= Coterminous municipality =

Form of local government in some U.S. states

A coterminous municipality, sometimes also known as a coterminous city or a coterminous town-village, is a form of local government in some U.S. states in which a municipality and one or more civil townships have partial or complete consolidation of their government functions. A term used for the formation of such a local government is "township and municipal consolidation." This form of local government is distinct from a municipality coterminous with a higher level of government, which is called a consolidated city-county or a variation of that term.

==Connecticut==

The entire area of Connecticut is divided into towns. Cities and boroughs are within town areas, and their governments may or may not be consolidated with those of the towns in which they are located.

==Illinois==

The Illinois Township Code includes provisions for a municipality coextensive with a township. Such a municipality is known variously as a coterminous city and a coterminous municipality, and the township is called a coterminous township; the term "consolidated city-township" does not appear in either the Township Code or the Municipal Code. The Township Code provides for the discontinuance of township organization within such a coterminous municipality.

==New York==

In New York, such a local government is called a coterminous town-village and is governed under Article 17 of the New York Village Law. It is never called a consolidated city-township because New York's cities, as opposed to its villages, exist outside of town areas.

Six towns are coterminous with their single village: Green Island in Albany County; East Rochester in Monroe County; Palm Tree in Orange County and Scarsdale, Harrison and Mount Kisco in Westchester County. When such an entity is formed, officials from either unit of government may serve in both village and town governments simultaneously. A referendum is held to decide whether residents prefer a village-style or town-style government, which will then function primarily as a village or town but will perform some of the functions of the other form. Green Island has both a Village and a Town government, but the Town government's functions are limited. The rest have unified Town/Village governments.

Palm Tree, which is coterminous with the village of Kiryas Joel, is the only instance where the town and village have different names.

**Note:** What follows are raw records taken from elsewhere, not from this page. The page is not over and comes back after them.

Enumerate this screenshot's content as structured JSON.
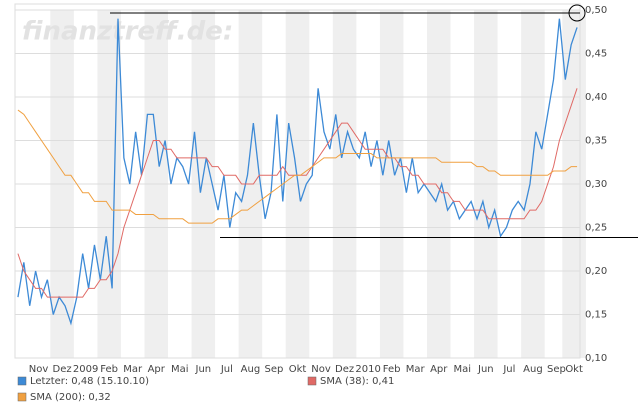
{
  "chart_data": {
    "type": "line",
    "watermark": "finanztreff.de:",
    "categories": [
      null,
      null,
      null,
      "Nov",
      null,
      null,
      null,
      "Dez",
      null,
      null,
      null,
      "2009",
      null,
      null,
      null,
      "Feb",
      null,
      null,
      null,
      "Mar",
      null,
      null,
      null,
      "Apr",
      null,
      null,
      null,
      "Mai",
      null,
      null,
      null,
      "Jun",
      null,
      null,
      null,
      "Jul",
      null,
      null,
      null,
      "Aug",
      null,
      null,
      null,
      "Sep",
      null,
      null,
      null,
      "Okt",
      null,
      null,
      null,
      "Nov",
      null,
      null,
      null,
      "Dez",
      null,
      null,
      null,
      "2010",
      null,
      null,
      null,
      "Feb",
      null,
      null,
      null,
      "Mar",
      null,
      null,
      null,
      "Apr",
      null,
      null,
      null,
      "Mai",
      null,
      null,
      null,
      "Jun",
      null,
      null,
      null,
      "Jul",
      null,
      null,
      null,
      "Aug",
      null,
      null,
      null,
      "Sep",
      null,
      null,
      "Okt",
      null
    ],
    "series": [
      {
        "name": "Letzter: 0,48 (15.10.10)",
        "color": "#3d8ad6",
        "values": [
          0.17,
          0.21,
          0.16,
          0.2,
          0.17,
          0.19,
          0.15,
          0.17,
          0.16,
          0.14,
          0.17,
          0.22,
          0.18,
          0.23,
          0.19,
          0.24,
          0.18,
          0.49,
          0.33,
          0.3,
          0.36,
          0.31,
          0.38,
          0.38,
          0.32,
          0.35,
          0.3,
          0.33,
          0.32,
          0.3,
          0.36,
          0.29,
          0.33,
          0.3,
          0.27,
          0.31,
          0.25,
          0.29,
          0.28,
          0.31,
          0.37,
          0.31,
          0.26,
          0.29,
          0.38,
          0.28,
          0.37,
          0.33,
          0.28,
          0.3,
          0.31,
          0.41,
          0.36,
          0.34,
          0.38,
          0.33,
          0.36,
          0.34,
          0.33,
          0.36,
          0.32,
          0.35,
          0.31,
          0.35,
          0.31,
          0.33,
          0.29,
          0.33,
          0.29,
          0.3,
          0.29,
          0.28,
          0.3,
          0.27,
          0.28,
          0.26,
          0.27,
          0.28,
          0.26,
          0.28,
          0.25,
          0.27,
          0.24,
          0.25,
          0.27,
          0.28,
          0.27,
          0.3,
          0.36,
          0.34,
          0.38,
          0.42,
          0.49,
          0.42,
          0.46,
          0.48
        ]
      },
      {
        "name": "SMA (38): 0,41",
        "color": "#e06a66",
        "values": [
          0.22,
          0.2,
          0.19,
          0.18,
          0.18,
          0.17,
          0.17,
          0.17,
          0.17,
          0.17,
          0.17,
          0.17,
          0.18,
          0.18,
          0.19,
          0.19,
          0.2,
          0.22,
          0.25,
          0.27,
          0.29,
          0.31,
          0.33,
          0.35,
          0.35,
          0.34,
          0.34,
          0.33,
          0.33,
          0.33,
          0.33,
          0.33,
          0.33,
          0.32,
          0.32,
          0.31,
          0.31,
          0.31,
          0.3,
          0.3,
          0.3,
          0.31,
          0.31,
          0.31,
          0.31,
          0.32,
          0.31,
          0.31,
          0.31,
          0.31,
          0.32,
          0.33,
          0.34,
          0.35,
          0.36,
          0.37,
          0.37,
          0.36,
          0.35,
          0.34,
          0.34,
          0.34,
          0.34,
          0.33,
          0.33,
          0.32,
          0.32,
          0.31,
          0.31,
          0.3,
          0.3,
          0.3,
          0.29,
          0.29,
          0.28,
          0.28,
          0.27,
          0.27,
          0.27,
          0.27,
          0.26,
          0.26,
          0.26,
          0.26,
          0.26,
          0.26,
          0.26,
          0.27,
          0.27,
          0.28,
          0.3,
          0.32,
          0.35,
          0.37,
          0.39,
          0.41
        ]
      },
      {
        "name": "SMA (200): 0,32",
        "color": "#f0a040",
        "values": [
          0.385,
          0.38,
          0.37,
          0.36,
          0.35,
          0.34,
          0.33,
          0.32,
          0.31,
          0.31,
          0.3,
          0.29,
          0.29,
          0.28,
          0.28,
          0.28,
          0.27,
          0.27,
          0.27,
          0.27,
          0.265,
          0.265,
          0.265,
          0.265,
          0.26,
          0.26,
          0.26,
          0.26,
          0.26,
          0.255,
          0.255,
          0.255,
          0.255,
          0.255,
          0.26,
          0.26,
          0.26,
          0.265,
          0.27,
          0.27,
          0.275,
          0.28,
          0.285,
          0.29,
          0.295,
          0.3,
          0.305,
          0.31,
          0.31,
          0.315,
          0.32,
          0.325,
          0.33,
          0.33,
          0.33,
          0.335,
          0.335,
          0.335,
          0.335,
          0.335,
          0.335,
          0.33,
          0.33,
          0.33,
          0.33,
          0.33,
          0.33,
          0.33,
          0.33,
          0.33,
          0.33,
          0.33,
          0.325,
          0.325,
          0.325,
          0.325,
          0.325,
          0.325,
          0.32,
          0.32,
          0.315,
          0.315,
          0.31,
          0.31,
          0.31,
          0.31,
          0.31,
          0.31,
          0.31,
          0.31,
          0.31,
          0.315,
          0.315,
          0.315,
          0.32,
          0.32
        ]
      }
    ],
    "ylim": [
      0.1,
      0.5
    ],
    "yticks": [
      {
        "value": 0.1,
        "label": "0,10"
      },
      {
        "value": 0.15,
        "label": "0,15"
      },
      {
        "value": 0.2,
        "label": "0,20"
      },
      {
        "value": 0.25,
        "label": "0,25"
      },
      {
        "value": 0.3,
        "label": "0,30"
      },
      {
        "value": 0.35,
        "label": "0,35"
      },
      {
        "value": 0.4,
        "label": "0,40"
      },
      {
        "value": 0.45,
        "label": "0,45"
      },
      {
        "value": 0.5,
        "label": "0,50"
      }
    ],
    "grid": true
  }
}
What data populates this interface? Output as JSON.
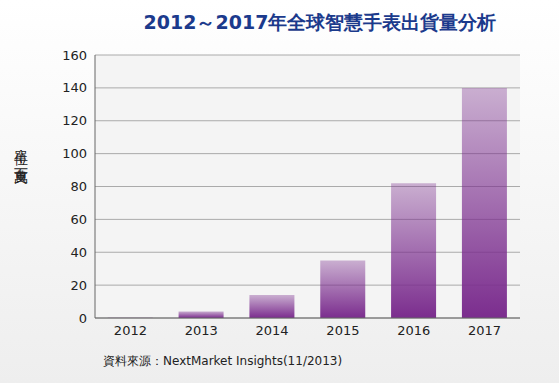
{
  "chart_data": {
    "type": "bar",
    "title": "2012～2017年全球智慧手表出貨量分析",
    "y_label": "單位：百萬支",
    "source": "資料來源：NextMarket Insights(11/2013)",
    "categories": [
      "2012",
      "2013",
      "2014",
      "2015",
      "2016",
      "2017"
    ],
    "values": [
      0.3,
      4,
      14,
      35,
      82,
      140
    ],
    "color": "#7b2d8e",
    "ylim": [
      0,
      160
    ],
    "yticks": [
      0,
      20,
      40,
      60,
      80,
      100,
      120,
      140,
      160
    ],
    "grid": true
  }
}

There are also two cases wherein a single village is nearly coterminous with a town: the Village of Woodbury within the Town of Woodbury, and the Village of Tuxedo within the Town of Tuxedo. In the case of Woodbury, the village consists of Woodbury Election Districts 1 through 8 and 10 through 13, with District 9 being part of the neighboring Village of Harriman. In the case of Tuxedo, the village and the town have a unified government, although the town has more territory than the village (consisting of Election Districts 1, 2, and 4) due to the Village of Tuxedo Park also existing within the town (Election District 3).